The brilliance of the hashtag as part of the previous logo was that it was a simple visualization of Slack’s core brand promise of enabling effective online team communication as well as reflecting a fundamental functional feature of the product itself. Furthermore, Slack has been growing so quickly as a business and has such a fanatical following that it had the opportunity to own the hashtag in the B2B space. This is the nirvana of brand marketing (think Kleenex becoming synonymous for tissue). So why would the only company in the B2B world that could have owned the hashtag choose to discard—or at the very least, heavily obscure—it in this new logo?

It’s because Slack is striving to deliver on a bigger brand promise.

The new logo does solve some practical execution issues. Simplifying the color palette from 11 shades to four, sharpening the edges of the wordmark and removing the precise angular element from the combination mark will result in cleaner, more consistent visual executions across the business and product. The new logo is bold, energetic and somehow elevated.

And from a branding perspective, this redesign also tells a larger story.

Slack wants us to look away from the hashtag and think bigger. They want us to think of more than just group conversations and communication. They want us to believe Slack can be a place to do more than just talk. They want us to be open to the possibilities of integrating many of our workflows, such as making payments, organizing files, hiring talent, consuming media.
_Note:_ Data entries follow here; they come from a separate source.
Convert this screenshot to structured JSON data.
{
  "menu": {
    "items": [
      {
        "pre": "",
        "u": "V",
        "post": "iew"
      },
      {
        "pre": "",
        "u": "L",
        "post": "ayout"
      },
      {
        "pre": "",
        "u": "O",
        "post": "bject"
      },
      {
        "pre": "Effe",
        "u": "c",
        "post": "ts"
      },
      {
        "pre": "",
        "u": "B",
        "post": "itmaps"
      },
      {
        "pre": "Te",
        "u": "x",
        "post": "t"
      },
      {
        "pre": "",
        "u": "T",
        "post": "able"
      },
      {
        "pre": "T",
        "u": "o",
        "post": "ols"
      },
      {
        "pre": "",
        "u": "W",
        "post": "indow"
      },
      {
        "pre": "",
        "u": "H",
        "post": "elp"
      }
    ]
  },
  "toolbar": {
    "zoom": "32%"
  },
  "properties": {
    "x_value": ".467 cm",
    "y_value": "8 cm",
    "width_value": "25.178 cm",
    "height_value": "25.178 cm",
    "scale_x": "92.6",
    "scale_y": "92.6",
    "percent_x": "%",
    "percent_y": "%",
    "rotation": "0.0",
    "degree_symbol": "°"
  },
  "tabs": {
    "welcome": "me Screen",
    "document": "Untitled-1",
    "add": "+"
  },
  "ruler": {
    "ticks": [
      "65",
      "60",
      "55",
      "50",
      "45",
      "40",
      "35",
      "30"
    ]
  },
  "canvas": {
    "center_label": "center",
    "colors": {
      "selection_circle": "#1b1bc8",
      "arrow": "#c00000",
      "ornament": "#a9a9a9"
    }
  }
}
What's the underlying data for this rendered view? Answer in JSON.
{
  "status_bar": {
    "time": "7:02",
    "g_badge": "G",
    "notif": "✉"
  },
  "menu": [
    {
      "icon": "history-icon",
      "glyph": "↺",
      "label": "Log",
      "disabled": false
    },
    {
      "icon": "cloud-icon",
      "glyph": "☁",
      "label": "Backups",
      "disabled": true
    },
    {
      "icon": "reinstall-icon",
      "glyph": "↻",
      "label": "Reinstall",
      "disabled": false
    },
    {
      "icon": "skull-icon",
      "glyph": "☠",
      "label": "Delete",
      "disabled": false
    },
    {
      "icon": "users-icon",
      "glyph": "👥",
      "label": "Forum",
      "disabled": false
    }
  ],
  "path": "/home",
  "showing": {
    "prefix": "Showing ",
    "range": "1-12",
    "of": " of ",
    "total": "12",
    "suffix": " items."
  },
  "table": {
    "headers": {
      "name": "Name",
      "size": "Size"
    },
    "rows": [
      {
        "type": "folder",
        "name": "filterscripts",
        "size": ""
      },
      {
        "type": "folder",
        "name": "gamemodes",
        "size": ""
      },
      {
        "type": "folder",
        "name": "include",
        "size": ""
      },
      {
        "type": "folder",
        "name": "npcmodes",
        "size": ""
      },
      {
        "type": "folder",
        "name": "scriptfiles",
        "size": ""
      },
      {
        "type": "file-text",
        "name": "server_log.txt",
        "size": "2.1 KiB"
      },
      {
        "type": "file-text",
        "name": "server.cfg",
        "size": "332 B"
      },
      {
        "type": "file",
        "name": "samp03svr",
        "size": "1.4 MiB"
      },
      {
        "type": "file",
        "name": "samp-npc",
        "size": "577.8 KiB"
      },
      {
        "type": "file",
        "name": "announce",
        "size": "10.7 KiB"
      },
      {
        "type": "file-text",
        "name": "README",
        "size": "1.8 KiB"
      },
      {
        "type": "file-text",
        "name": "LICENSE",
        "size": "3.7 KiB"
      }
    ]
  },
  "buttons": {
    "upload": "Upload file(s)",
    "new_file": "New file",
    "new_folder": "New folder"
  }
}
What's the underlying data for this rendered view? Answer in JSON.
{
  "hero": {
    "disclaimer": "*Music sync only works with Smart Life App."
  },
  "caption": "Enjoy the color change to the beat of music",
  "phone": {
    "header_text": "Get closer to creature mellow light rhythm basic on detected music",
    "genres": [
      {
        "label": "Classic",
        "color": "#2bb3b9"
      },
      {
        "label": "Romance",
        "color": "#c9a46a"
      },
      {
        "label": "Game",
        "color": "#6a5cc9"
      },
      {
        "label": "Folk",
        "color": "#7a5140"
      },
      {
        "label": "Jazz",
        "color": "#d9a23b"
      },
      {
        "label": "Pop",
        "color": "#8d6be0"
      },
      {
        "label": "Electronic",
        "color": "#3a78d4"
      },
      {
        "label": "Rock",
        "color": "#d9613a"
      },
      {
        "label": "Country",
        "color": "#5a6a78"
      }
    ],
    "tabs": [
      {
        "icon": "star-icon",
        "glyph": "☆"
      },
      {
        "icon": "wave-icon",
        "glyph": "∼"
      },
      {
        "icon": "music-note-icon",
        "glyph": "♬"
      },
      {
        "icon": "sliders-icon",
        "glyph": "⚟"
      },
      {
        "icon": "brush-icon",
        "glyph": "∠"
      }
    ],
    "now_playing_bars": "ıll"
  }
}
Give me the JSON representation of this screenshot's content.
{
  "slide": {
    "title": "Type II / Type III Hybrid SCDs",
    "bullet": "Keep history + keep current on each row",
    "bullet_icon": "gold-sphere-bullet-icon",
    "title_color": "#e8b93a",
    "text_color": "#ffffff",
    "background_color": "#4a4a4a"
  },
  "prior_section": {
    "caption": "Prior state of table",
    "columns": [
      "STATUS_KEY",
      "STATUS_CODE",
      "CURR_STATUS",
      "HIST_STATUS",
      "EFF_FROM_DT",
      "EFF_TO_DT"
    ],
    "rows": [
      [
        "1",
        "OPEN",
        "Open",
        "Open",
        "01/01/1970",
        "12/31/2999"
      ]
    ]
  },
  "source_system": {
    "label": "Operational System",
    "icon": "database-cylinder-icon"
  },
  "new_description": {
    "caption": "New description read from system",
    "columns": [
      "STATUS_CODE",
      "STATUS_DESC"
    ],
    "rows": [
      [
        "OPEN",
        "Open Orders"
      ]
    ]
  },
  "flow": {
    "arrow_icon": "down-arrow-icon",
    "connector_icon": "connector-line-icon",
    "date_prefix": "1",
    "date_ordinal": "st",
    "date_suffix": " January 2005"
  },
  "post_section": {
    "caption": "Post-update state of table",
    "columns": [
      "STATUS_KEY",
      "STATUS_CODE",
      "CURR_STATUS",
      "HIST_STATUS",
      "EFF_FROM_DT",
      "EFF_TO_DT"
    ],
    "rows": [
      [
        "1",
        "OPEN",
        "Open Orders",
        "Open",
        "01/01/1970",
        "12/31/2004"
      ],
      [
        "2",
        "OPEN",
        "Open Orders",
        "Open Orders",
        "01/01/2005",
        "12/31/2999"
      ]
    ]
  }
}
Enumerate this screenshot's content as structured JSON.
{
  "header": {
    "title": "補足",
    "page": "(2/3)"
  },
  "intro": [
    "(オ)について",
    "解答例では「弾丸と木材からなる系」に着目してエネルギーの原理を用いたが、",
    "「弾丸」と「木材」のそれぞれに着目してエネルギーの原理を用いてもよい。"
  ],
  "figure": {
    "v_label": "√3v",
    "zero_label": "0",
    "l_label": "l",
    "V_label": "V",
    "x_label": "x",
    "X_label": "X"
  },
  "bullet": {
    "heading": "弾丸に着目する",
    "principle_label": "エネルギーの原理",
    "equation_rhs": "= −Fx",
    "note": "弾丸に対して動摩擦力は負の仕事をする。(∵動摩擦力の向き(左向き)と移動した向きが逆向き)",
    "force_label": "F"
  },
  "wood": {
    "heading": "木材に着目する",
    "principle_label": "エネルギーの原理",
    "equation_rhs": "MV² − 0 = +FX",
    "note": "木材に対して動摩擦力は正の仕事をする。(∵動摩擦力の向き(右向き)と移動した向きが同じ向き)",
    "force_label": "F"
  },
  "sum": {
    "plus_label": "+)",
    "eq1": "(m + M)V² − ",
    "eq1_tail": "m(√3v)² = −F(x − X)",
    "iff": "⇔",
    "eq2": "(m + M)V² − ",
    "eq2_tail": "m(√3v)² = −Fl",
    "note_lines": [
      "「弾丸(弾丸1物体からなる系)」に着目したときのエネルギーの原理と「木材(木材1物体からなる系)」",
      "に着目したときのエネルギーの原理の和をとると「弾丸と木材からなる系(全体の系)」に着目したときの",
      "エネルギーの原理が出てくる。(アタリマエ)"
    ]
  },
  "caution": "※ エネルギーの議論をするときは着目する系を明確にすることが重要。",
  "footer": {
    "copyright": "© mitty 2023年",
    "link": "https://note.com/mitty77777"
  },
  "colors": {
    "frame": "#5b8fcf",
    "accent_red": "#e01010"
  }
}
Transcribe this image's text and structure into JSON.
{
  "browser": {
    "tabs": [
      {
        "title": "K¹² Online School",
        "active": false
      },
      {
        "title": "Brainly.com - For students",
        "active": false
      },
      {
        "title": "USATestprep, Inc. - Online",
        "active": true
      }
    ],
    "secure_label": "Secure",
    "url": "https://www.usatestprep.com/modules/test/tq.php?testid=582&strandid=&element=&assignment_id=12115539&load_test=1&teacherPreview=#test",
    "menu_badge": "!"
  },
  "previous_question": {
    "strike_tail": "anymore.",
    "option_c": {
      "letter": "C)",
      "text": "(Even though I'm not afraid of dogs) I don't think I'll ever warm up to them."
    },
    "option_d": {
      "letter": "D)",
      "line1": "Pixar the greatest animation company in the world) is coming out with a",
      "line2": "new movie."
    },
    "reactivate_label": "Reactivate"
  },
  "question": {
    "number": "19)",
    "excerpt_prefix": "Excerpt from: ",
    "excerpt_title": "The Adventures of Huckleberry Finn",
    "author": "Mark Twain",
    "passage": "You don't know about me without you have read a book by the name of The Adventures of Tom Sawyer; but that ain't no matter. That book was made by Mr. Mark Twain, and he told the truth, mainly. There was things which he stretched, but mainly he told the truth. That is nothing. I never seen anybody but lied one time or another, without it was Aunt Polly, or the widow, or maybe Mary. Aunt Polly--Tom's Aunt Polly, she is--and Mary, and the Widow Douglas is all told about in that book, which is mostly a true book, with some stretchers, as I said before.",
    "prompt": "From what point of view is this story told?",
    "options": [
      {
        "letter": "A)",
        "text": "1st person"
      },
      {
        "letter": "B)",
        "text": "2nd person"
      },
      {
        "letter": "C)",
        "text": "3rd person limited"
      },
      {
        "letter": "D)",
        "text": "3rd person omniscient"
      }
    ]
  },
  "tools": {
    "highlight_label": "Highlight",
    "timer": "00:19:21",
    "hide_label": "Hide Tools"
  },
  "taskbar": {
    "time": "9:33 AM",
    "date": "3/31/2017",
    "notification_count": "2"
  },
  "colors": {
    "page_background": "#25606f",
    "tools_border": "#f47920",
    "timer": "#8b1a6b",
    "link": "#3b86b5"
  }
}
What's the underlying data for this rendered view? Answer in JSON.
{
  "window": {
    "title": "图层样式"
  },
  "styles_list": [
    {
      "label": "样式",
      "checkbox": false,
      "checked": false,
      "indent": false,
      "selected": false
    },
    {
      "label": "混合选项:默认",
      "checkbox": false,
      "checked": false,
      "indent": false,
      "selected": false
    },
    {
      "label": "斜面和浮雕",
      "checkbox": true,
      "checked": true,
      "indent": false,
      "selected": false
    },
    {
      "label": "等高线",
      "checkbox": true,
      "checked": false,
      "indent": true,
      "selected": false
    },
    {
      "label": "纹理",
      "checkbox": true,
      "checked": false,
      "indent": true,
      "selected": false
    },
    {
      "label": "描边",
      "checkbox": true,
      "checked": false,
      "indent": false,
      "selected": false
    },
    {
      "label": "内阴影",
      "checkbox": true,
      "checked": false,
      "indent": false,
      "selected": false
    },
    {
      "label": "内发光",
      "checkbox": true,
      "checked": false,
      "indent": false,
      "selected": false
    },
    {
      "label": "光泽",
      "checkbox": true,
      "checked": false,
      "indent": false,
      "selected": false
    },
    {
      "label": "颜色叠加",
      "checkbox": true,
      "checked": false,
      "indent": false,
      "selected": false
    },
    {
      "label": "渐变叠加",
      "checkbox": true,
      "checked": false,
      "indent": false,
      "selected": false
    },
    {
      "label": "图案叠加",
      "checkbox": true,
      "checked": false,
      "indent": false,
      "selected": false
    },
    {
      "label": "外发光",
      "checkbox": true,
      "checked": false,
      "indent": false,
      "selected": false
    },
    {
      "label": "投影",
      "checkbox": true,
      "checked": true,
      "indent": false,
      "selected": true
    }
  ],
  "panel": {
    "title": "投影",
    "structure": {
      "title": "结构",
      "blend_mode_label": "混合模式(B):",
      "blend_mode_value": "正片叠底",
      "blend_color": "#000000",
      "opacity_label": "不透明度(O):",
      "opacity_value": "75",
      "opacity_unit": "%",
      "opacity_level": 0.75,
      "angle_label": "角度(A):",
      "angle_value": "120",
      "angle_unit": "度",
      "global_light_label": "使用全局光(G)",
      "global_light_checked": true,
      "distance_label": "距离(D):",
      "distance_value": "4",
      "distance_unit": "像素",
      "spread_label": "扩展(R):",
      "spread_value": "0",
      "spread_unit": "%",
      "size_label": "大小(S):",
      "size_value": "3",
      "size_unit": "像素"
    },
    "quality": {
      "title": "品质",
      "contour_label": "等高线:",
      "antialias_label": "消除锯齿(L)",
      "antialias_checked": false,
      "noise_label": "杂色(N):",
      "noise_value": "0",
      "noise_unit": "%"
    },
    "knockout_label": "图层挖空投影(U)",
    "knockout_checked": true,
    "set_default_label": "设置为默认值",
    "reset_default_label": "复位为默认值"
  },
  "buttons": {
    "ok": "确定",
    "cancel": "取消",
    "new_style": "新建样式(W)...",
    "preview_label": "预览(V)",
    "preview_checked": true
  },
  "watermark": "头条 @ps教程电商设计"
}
By removing the hashtag in their new logo and replacing it with elements that can be extracted and combined in new ways, they are opening our minds to the potential that Slack can deliver on the bigger brand proposition of improving daily workflows throughout our professional lives.

It’s no accident that Slack rolled out its new visual identity shortly before its IPO. With an ever-expanding portfolio of Fortune 500 clientele and many, many happy customers, Slack has discarded the narrow constrictions of the hashtag to broaden its promise and appeal and lay the groundwork for its future. Slack’s new logo allows it to confidently and credibly state to companies like Microsoft, Google and the rest of its users: “We’re more than group chat. We’re the future of group work.”